谢义年见母女二人有来有往,心里酸溜溜,不甘示弱地取来自己那份,屁颠颠送到沈仪面前。
是一对桃花耳坠和一面桃花镜。
沈仪又惊又喜:“竟都是桃花,真好看!”
谢义年向谢峥递去一个得意的眼神,挠挠脸,有些不好意思地道:“满满考试那几日,我在府城闲着没事做,四处转悠,刚好瞧见一家首饰铺卖这个,便赶紧买下来了。”
谢峥不理会幼稚的阿爹,自告奋勇:“阿娘,我为您戴上吧。”
沈仪欣然同意,侧首面向谢峥。
谢峥略微踮起脚尖,将桃花簪簪入沈仪乌黑的发髻,后退两步,满意点头:“不愧是我,做出来的发簪衬得阿娘更好看了。”

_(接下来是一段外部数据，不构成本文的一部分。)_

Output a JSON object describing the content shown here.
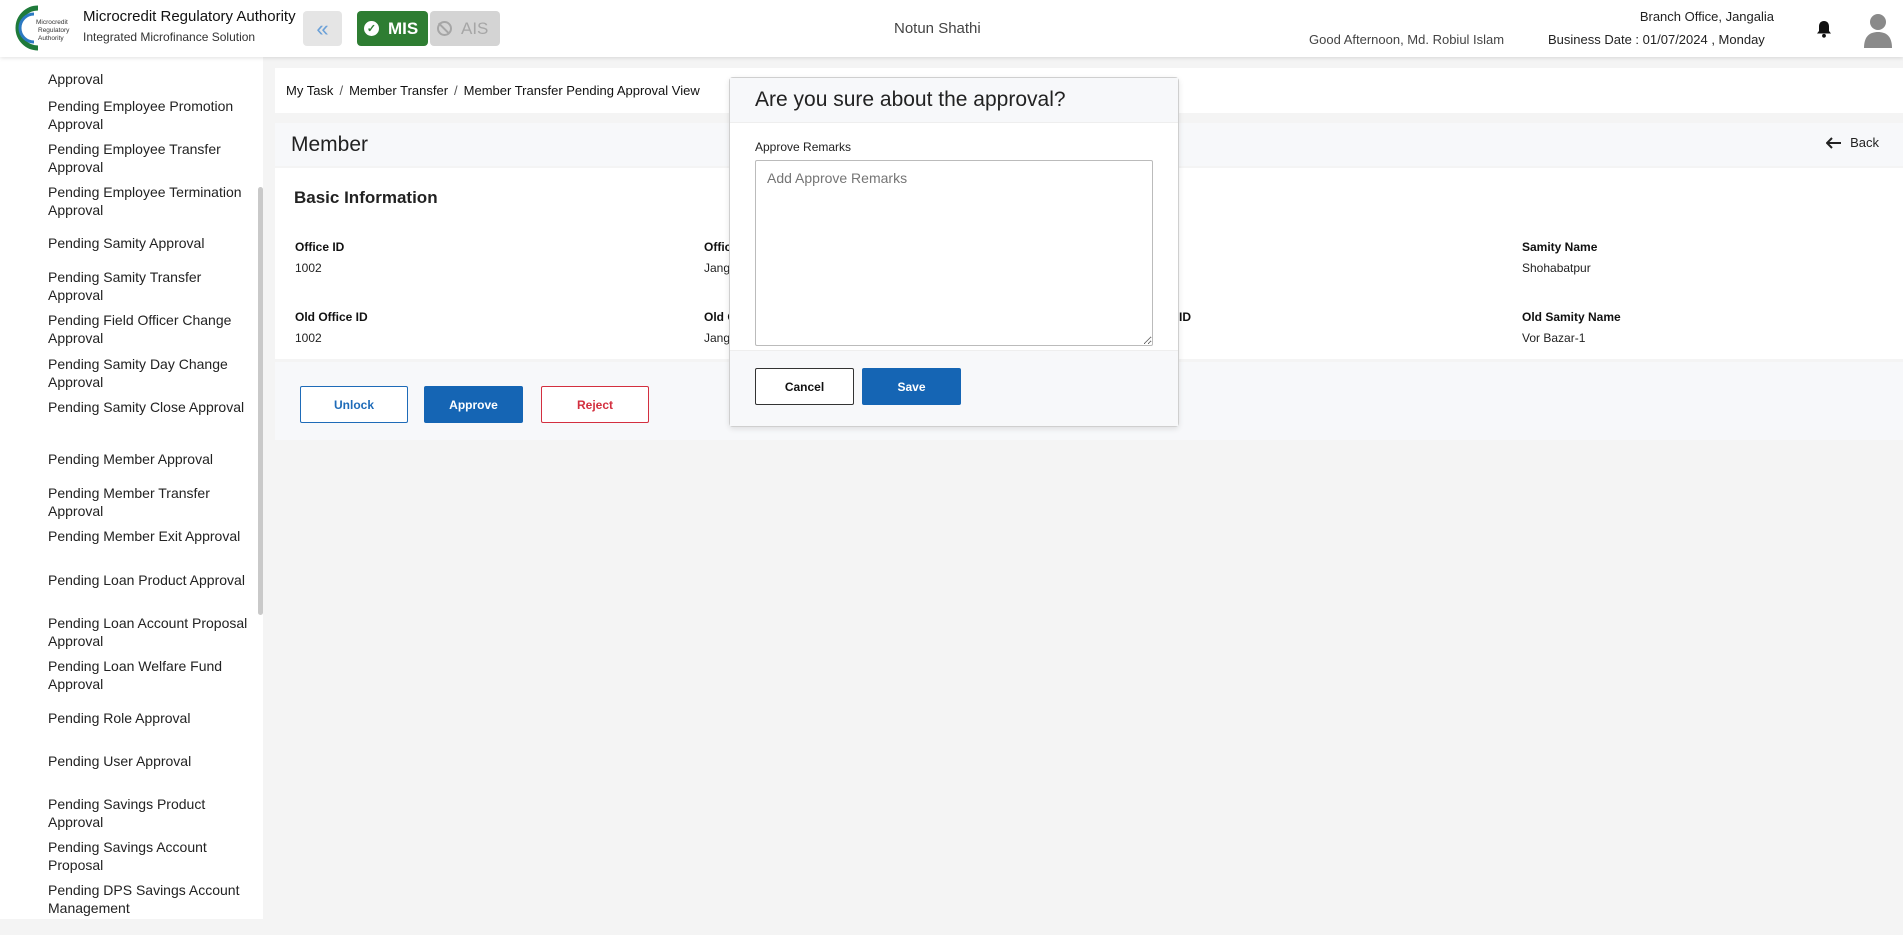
{
  "header": {
    "logo_text": "Microcredit Regulatory Authority",
    "org_name": "Microcredit Regulatory Authority",
    "org_subtitle": "Integrated Microfinance Solution",
    "mis_label": "MIS",
    "ais_label": "AIS",
    "app_title": "Notun Shathi",
    "greeting": "Good Afternoon, Md. Robiul Islam",
    "branch": "Branch Office, Jangalia",
    "business_date": "Business Date : 01/07/2024 , Monday",
    "colors": {
      "mis": "#2e7d32",
      "ais": "#d4d4d4",
      "primary": "#1565b4",
      "danger": "#d32f3f"
    }
  },
  "sidebar": {
    "items": [
      "Pending Employee Promotion Approval",
      "Pending Employee Transfer Approval",
      "Pending Employee Termination Approval",
      "Pending Samity Approval",
      "Pending Samity Transfer Approval",
      "Pending Field Officer Change Approval",
      "Pending Samity Day Change Approval",
      "Pending Samity Close Approval",
      "Pending Member Approval",
      "Pending Member Transfer Approval",
      "Pending Member Exit Approval",
      "Pending Loan Product Approval",
      "Pending Loan Account Proposal Approval",
      "Pending Loan Welfare Fund Approval",
      "Pending Role Approval",
      "Pending User Approval",
      "Pending Savings Product Approval",
      "Pending Savings Account Proposal",
      "Pending DPS Savings Account Management"
    ],
    "partial_top": "Approval"
  },
  "breadcrumb": {
    "items": [
      "My Task",
      "Member Transfer",
      "Member Transfer Pending Approval View"
    ],
    "separator": "/"
  },
  "main": {
    "title": "Member",
    "back_label": "Back",
    "section_title": "Basic Information",
    "fields": {
      "office_id_label": "Office ID",
      "office_id_value": "1002",
      "office_label_partial": "Offic",
      "office_value_partial": "Jang",
      "samity_name_label": "Samity Name",
      "samity_name_value": "Shohabatpur",
      "old_office_id_label": "Old Office ID",
      "old_office_id_value": "1002",
      "old_office_label_partial": "Old O",
      "old_office_value_partial": "Jang",
      "old_samity_id_partial": "ID",
      "old_samity_name_label": "Old Samity Name",
      "old_samity_name_value": "Vor Bazar-1"
    },
    "actions": {
      "unlock": "Unlock",
      "approve": "Approve",
      "reject": "Reject"
    }
  },
  "modal": {
    "title": "Are you sure about the approval?",
    "remarks_label": "Approve Remarks",
    "remarks_placeholder": "Add Approve Remarks",
    "remarks_value": "",
    "cancel_label": "Cancel",
    "save_label": "Save"
  }
}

谢义年又为沈仪戴上耳坠,只瞧一眼便红了脸:“娘子,你莫不是天上的神仙?”
沈仪嗔他一眼,举起桃花镜。
扬起唇角,镜中美人笑靥如花。
谢峥和谢义年从铜镜露出半张脸,也跟着嘿嘿笑
事实正如谢义年所言。
随着谢记的生意稳定红火,牙刷供不应求,沈仪请了三四十人做牙刷。
可以说,夫妇二人是好些人家的衣食父母。
再有谢峥成为村里唯二的秀才,十里八乡许多人家都想嫁娶福乐村的姑娘小子,他们生怕谢峥想起过往,离开福乐村,又怎会哪壶不开提哪壶。
若有人前来打听,或是提及谢峥并非谢家长房亲生,村民们当即色变,撸起袖子一顿狂喷。
“什么不是亲生?你从哪听来的消息?”
“峥哥儿出生时身子弱,大年跟他媳妇便偷偷瞒下了她的存在,将她送去凤阳府一所道观里修养,前两年才回来。”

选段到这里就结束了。